Warum Instagram-Neid auch guttun kann

instagram depressionen
Die Freundin postet dieses Jahr schon das dritte Urlaubs-Selfie? Macht erst mal neidisch - kann letztendlich aber helfen, sich selbst den Wunsch vom City-Hopping zu erfüllen.
Foto: Andy Smith/Corbis

Social Media macht unglücklich? Stimmt nur bedingt

Ein unbekümmertes Scrollen durch den Instagram-Feed kann gefährlicher fürs Wohlbefinden sein, als man zuerst annimmt. Neue Studien zeigen: Soziale Netzwerke machen neidisch. Warum das auch gut sein kann, verraten wir hier.

Die gemeinsame Untersuchung der TU Darmstadt und der Humboldt Universität zu Berlin belegt, dass sich über ein Drittel der Nutzer frustriert und traurig fühlt.
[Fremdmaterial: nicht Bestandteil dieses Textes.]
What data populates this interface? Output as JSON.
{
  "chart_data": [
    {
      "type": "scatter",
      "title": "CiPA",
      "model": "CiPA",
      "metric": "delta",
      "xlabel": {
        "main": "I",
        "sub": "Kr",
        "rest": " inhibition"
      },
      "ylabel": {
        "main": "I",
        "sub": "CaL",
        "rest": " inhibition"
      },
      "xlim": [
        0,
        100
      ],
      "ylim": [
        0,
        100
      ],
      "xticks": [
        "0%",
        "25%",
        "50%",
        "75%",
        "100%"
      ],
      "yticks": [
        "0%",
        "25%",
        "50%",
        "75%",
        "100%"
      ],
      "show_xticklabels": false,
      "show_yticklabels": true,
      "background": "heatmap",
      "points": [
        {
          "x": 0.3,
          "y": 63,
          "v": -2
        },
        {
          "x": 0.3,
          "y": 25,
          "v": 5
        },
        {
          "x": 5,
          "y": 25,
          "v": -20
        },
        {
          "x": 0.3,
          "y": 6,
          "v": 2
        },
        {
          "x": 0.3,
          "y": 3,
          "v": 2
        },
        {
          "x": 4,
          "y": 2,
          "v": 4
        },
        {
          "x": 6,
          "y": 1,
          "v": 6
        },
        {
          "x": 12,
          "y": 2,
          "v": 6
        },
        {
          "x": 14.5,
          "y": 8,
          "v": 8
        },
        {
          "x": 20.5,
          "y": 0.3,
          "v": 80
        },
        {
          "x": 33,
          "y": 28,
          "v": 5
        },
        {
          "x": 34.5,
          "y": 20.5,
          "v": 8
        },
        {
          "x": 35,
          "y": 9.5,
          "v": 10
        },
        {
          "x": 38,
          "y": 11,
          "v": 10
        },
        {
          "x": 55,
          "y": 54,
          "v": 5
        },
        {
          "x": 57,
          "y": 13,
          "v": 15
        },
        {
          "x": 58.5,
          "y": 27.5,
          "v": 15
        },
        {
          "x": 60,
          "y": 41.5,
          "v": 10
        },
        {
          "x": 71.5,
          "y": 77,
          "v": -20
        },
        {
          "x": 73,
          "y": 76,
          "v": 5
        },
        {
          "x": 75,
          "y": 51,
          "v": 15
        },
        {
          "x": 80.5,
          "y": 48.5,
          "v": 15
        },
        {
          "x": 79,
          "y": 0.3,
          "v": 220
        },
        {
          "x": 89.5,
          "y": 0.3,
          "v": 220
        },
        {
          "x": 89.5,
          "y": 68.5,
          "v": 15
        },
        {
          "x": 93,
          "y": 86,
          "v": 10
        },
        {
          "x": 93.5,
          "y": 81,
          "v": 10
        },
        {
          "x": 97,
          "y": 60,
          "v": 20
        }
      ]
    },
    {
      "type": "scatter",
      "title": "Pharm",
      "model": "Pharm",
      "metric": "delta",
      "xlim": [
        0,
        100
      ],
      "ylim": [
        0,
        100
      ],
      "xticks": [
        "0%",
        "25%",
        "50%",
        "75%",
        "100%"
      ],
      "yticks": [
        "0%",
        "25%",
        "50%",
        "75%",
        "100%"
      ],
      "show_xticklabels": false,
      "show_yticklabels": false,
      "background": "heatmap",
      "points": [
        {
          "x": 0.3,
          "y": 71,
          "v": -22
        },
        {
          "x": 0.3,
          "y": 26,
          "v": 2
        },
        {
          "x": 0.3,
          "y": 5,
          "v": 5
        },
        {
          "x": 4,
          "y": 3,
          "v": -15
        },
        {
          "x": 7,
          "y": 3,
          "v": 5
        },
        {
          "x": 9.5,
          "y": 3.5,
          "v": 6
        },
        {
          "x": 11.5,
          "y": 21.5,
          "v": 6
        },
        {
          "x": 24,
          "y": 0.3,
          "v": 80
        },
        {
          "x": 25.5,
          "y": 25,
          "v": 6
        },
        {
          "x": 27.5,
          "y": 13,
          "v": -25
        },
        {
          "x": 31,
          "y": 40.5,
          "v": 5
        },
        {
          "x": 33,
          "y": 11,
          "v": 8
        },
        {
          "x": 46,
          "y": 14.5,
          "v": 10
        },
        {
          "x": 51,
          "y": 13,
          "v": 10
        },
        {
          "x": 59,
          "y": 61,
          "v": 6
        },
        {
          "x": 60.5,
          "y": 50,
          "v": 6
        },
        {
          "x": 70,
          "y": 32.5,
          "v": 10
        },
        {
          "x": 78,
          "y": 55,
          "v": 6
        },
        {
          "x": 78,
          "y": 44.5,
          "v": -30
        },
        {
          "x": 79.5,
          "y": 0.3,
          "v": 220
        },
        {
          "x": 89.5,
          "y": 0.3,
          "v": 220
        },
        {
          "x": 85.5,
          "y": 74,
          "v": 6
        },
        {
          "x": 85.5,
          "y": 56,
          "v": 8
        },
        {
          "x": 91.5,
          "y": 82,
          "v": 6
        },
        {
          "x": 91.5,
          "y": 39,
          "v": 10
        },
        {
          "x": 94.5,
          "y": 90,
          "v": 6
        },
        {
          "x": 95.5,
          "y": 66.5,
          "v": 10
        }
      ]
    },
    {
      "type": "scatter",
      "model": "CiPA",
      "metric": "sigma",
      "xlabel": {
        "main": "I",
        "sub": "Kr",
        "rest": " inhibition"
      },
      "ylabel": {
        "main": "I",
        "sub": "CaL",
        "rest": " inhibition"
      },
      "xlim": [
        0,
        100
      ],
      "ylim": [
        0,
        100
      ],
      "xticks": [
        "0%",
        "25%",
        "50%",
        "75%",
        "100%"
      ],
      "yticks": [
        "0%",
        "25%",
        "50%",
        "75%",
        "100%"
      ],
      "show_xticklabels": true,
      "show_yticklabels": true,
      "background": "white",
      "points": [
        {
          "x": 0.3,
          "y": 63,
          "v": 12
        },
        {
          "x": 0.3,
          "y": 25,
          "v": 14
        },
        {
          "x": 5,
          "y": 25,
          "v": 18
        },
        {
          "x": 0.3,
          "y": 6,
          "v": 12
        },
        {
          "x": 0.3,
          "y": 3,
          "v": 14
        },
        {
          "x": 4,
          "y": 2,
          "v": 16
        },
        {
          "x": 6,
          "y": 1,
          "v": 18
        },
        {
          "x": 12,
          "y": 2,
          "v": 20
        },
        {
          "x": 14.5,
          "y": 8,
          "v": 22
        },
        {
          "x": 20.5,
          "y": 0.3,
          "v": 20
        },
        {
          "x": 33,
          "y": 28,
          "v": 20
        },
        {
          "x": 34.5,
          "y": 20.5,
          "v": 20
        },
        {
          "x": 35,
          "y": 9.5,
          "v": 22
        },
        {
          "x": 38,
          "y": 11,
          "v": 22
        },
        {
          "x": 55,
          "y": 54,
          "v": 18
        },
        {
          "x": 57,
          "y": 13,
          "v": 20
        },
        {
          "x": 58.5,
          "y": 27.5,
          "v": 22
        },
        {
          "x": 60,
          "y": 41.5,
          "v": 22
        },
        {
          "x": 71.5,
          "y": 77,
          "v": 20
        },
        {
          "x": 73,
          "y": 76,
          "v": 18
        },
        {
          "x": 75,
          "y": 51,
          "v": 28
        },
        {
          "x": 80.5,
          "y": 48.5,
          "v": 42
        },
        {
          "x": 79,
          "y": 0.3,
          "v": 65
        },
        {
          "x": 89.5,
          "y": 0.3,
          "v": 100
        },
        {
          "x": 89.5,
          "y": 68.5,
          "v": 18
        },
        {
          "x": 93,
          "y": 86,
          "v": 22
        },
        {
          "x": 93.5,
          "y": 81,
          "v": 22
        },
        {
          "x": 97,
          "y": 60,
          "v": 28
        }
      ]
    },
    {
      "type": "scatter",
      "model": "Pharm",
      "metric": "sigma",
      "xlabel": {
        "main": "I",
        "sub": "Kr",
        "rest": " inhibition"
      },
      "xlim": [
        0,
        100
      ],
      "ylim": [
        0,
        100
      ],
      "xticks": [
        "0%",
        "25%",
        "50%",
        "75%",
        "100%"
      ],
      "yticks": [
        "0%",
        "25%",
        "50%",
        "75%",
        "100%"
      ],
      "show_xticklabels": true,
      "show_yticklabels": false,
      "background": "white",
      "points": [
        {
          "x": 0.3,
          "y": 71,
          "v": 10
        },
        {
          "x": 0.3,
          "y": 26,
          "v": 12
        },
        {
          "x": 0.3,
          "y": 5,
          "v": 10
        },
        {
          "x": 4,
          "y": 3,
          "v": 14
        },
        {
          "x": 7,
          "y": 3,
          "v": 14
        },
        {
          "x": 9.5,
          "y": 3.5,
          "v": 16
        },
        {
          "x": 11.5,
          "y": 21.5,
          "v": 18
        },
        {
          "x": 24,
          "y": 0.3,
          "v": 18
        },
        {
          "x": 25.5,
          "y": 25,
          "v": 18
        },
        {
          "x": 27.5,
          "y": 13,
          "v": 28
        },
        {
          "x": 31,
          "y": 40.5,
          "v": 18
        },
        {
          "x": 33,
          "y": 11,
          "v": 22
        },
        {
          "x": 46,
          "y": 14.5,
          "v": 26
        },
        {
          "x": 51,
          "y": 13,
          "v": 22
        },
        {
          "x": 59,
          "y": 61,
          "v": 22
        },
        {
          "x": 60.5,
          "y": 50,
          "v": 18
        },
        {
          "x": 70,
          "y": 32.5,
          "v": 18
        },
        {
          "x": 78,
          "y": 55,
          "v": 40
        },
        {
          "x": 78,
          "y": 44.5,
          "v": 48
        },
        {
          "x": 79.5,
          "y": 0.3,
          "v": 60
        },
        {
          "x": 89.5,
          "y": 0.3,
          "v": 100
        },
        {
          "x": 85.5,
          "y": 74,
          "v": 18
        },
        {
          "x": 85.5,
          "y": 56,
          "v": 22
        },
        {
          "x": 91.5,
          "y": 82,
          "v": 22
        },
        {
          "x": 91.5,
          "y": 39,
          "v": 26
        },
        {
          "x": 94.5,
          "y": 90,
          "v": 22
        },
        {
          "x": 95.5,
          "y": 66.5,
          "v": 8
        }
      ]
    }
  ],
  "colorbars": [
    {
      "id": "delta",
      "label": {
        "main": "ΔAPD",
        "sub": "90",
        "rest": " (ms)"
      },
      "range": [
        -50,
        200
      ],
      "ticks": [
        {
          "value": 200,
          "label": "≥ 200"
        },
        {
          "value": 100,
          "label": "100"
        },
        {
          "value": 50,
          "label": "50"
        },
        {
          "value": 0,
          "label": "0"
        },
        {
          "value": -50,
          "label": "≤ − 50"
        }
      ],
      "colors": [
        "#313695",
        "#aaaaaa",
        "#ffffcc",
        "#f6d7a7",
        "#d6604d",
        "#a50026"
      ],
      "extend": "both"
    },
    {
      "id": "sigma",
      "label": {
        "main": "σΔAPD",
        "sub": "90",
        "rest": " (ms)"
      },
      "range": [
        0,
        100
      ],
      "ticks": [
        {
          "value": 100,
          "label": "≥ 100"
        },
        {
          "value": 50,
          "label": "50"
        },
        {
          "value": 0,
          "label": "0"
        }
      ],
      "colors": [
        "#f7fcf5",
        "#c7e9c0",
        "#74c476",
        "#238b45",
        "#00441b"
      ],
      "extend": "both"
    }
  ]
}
Denn mit Filtern aufgemotzte Urlaubsfotos, Party-Schnappschüsse oder Outfit-Bilder anderer schüren Neid. Die "gekränkten" User reagieren mit einer verstärkten Selbstdarstellung. Die Folge: Jeder User rückt sein Leben in ein positiveres Licht, als es in Wirklichkeit ist, und löst damit eine "Neidspirale" aus.

Abmelden, Smartphone wegschließen und für immer offline leben?

Klar, Neid gehört mit seinen Kumpels Hochmut, Zorn, Trägheit, Geiz, Völlerei und Wollust zur Truppe der sieben Todsünden. Und der Instagram-Neider steht mit seinem Gefühlsgemisch aus Traurigkeit (weil er etwas nicht hat), Wut (weil der andere etwas hat) und Angst (weil er nicht weiß, ob er es je haben wird) ziemlich blöd da. Denn er hat keinen Anspruch auf das, was der andere da postet.

Doch: Aus Neid kann man Kraft ziehen und große Ziele erreichen – wenn man dazu steht. Oft verbergen sich hinter Neid nämlich nur Wünsche, die so tief in uns rumoren, dass sie uns erst klar werden, wenn eine Freundin sie sich erfüllt und das Ergebnis bei Instagram postet.

Neid lüftet den Vorhang, den unsere Psyche vor unsere Sehnsüchte geschoben hat, damit wir uns nicht mit ihnen beschäftigen müssen. Ihn zur Seite zu schieben hieße, diese Sehnsüchte tatsächlich auch anzugehen, statt sie wie sonst immer vor uns her zu schieben. Wird das weh tun? Sehr wahrscheinlich, man weiß ja, wie viel Arbeit und Mut das braucht. Andererseits: Nur wer sich seinen Wünschen stellt, wird sie sich auch erfüllen können.